The House returns Jan. 9 and government funding runs out Jan. 19. In that brief time period, the leadership has to decide on the allocations and then reconcile the following spending bills between the House and Senate: Agriculture, Energy and Water, MilCon-VA and THUD.
It seems improbable, to put it mildly, that the two chambers can come to agreement on all four of these bills by Jan. 19. Johnson has said he won’t pass another short-term CR. So what are his options? A government shutdown or a yearlong CR. Neither is terribly attractive.
Also in January: If the Senate comes up with an immigration and foreign aid package this month, the House will have to consider it in January – or try to renegotiate it. What to do about Ukraine will be a very difficult choice for Johnson, pulling him either in the direction of GOP hawks or America First types.
How about a State of the Union? No date has been announced yet for President Joe Biden to come address Congress.
February: Two big issues for Johnson in February — another government funding deadline and impeachment.
In February, Congress will have to deal with a huge chunk of federal spending — eight spending bills, including the mammoth Pentagon and Labor-HHS bills. The challenges here are too numerous to enumerate.

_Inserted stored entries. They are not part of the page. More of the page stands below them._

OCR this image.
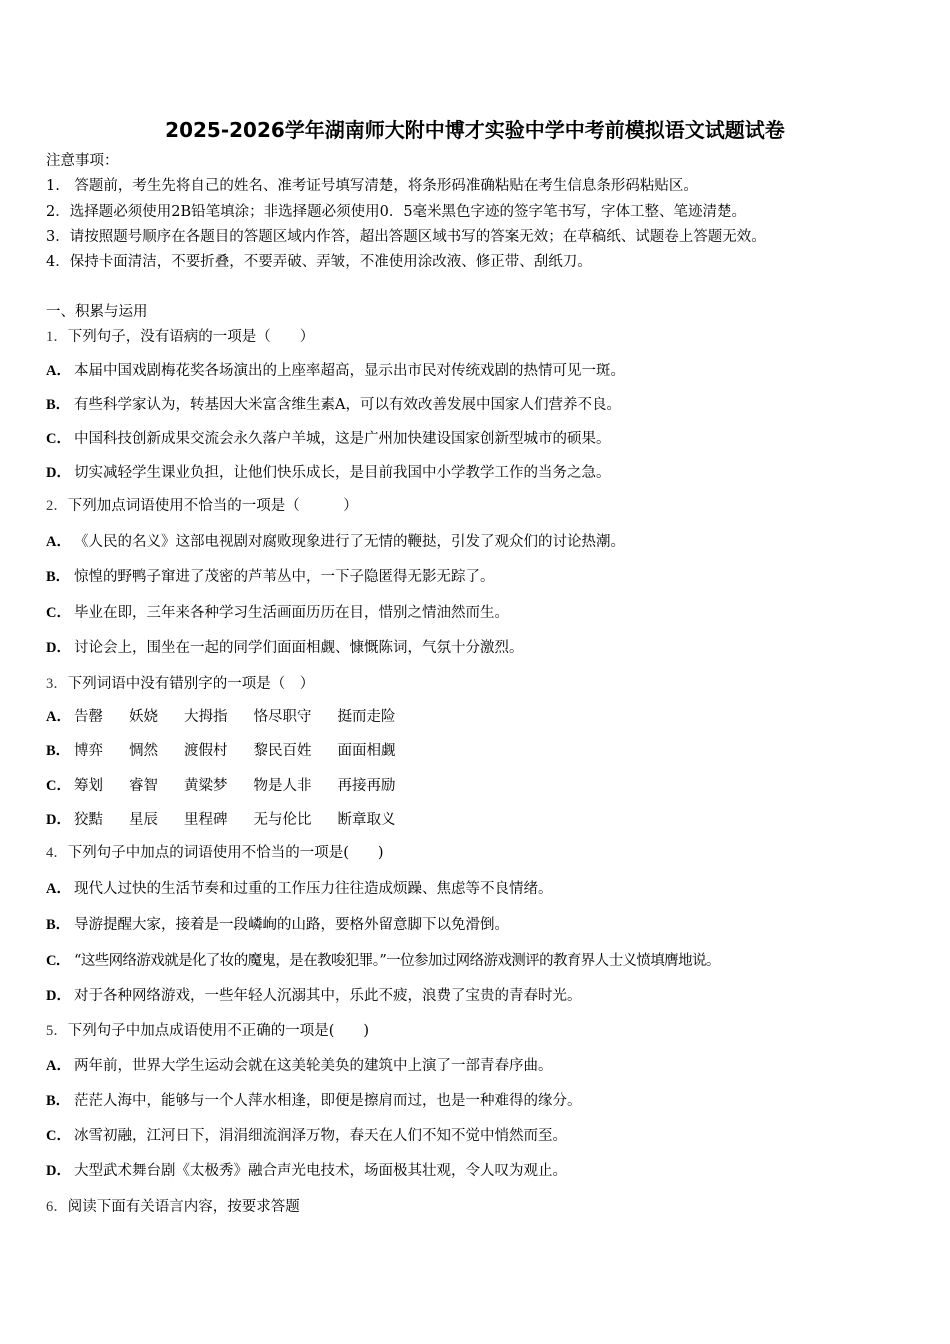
2025-2026学年湖南师大附中博才实验中学中考前模拟语文试题试卷
注意事项：
1.　答题前，考生先将自己的姓名、准考证号填写清楚，将条形码准确粘贴在考生信息条形码粘贴区。
2．选择题必须使用2B铅笔填涂；非选择题必须使用0．5毫米黑色字迹的签字笔书写，字体工整、笔迹清楚。
3．请按照题号顺序在各题目的答题区域内作答，超出答题区域书写的答案无效；在草稿纸、试题卷上答题无效。
4．保持卡面清洁，不要折叠，不要弄破、弄皱，不准使用涂改液、修正带、刮纸刀。
一、积累与运用
1．下列句子，没有语病的一项是（　　）
A． 本届中国戏剧梅花奖各场演出的上座率超高，显示出市民对传统戏剧的热情可见一斑。
B． 有些科学家认为，转基因大米富含维生素A，可以有效改善发展中国家人们营养不良。
C． 中国科技创新成果交流会永久落户羊城，这是广州加快建设国家创新型城市的硕果。
D． 切实减轻学生课业负担，让他们快乐成长，是目前我国中小学教学工作的当务之急。
2．下列加点词语使用不恰当的一项是（　　　）
A． 《人民的名义》这部电视剧对腐败现象进行了无情的鞭挞，引发了观众们的讨论热潮。
B． 惊惶的野鸭子窜进了茂密的芦苇丛中，一下子隐匿得无影无踪了。
C． 毕业在即，三年来各种学习生活画面历历在目，惜别之情油然而生。
D． 讨论会上，围坐在一起的同学们面面相觑、慷慨陈词，气氛十分激烈。
3．下列词语中没有错别字的一项是（　）
A． 告罄 妖娆 大拇指 恪尽职守 挺而走险
B． 博弈 惆然 渡假村 黎民百姓 面面相觑
C． 筹划 睿智 黄粱梦 物是人非 再接再励
D． 狡黠 星辰 里程碑 无与伦比 断章取义
4．下列句子中加点的词语使用不恰当的一项是(　　)
A． 现代人过快的生活节奏和过重的工作压力往往造成烦躁、焦虑等不良情绪。
B． 导游提醒大家，接着是一段嶙峋的山路，要格外留意脚下以免滑倒。
C． “这些网络游戏就是化了妆的魔鬼，是在教唆犯罪。”一位参加过网络游戏测评的教育界人士义愤填膺地说。
D． 对于各种网络游戏，一些年轻人沉溺其中，乐此不疲，浪费了宝贵的青春时光。
5．下列句子中加点成语使用不正确的一项是(　　)
A． 两年前，世界大学生运动会就在这美轮美奂的建筑中上演了一部青春序曲。
B． 茫茫人海中，能够与一个人萍水相逢，即便是擦肩而过，也是一种难得的缘分。
C． 冰雪初融，江河日下，涓涓细流润泽万物，春天在人们不知不觉中悄然而至。
D． 大型武术舞台剧《太极秀》融合声光电技术，场面极其壮观，令人叹为观止。
6．阅读下面有关语言内容，按要求答题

But in short, the Senate and House are on different planets on these bills.
In addition, Johnson likely will have to make a decision as to whether to hold a vote on impeaching President Joe Biden in February. Senior House GOP aides involved with the inquiry say they will be done with their investigation in January.
March: A slight reprieve for the House. The only deadline is the FAA’s reauthorization. That should be relatively easy – save for the DCA slot issue.
April: At some point, Johnson is going to have to tip his hand on where he stands on FISA. We don’t have to run down again how scattershot he’s been on this issue, but we’ll note he’s taken practically every side of the issue.
Overall, Johnson is facing a restive conference that’s looking for leadership but then gets angry with whoever makes a decision they don’t like. Which is basically every decision.
So 2024 is likely to be just as bad as 2023 for the speaker. Happy New Year!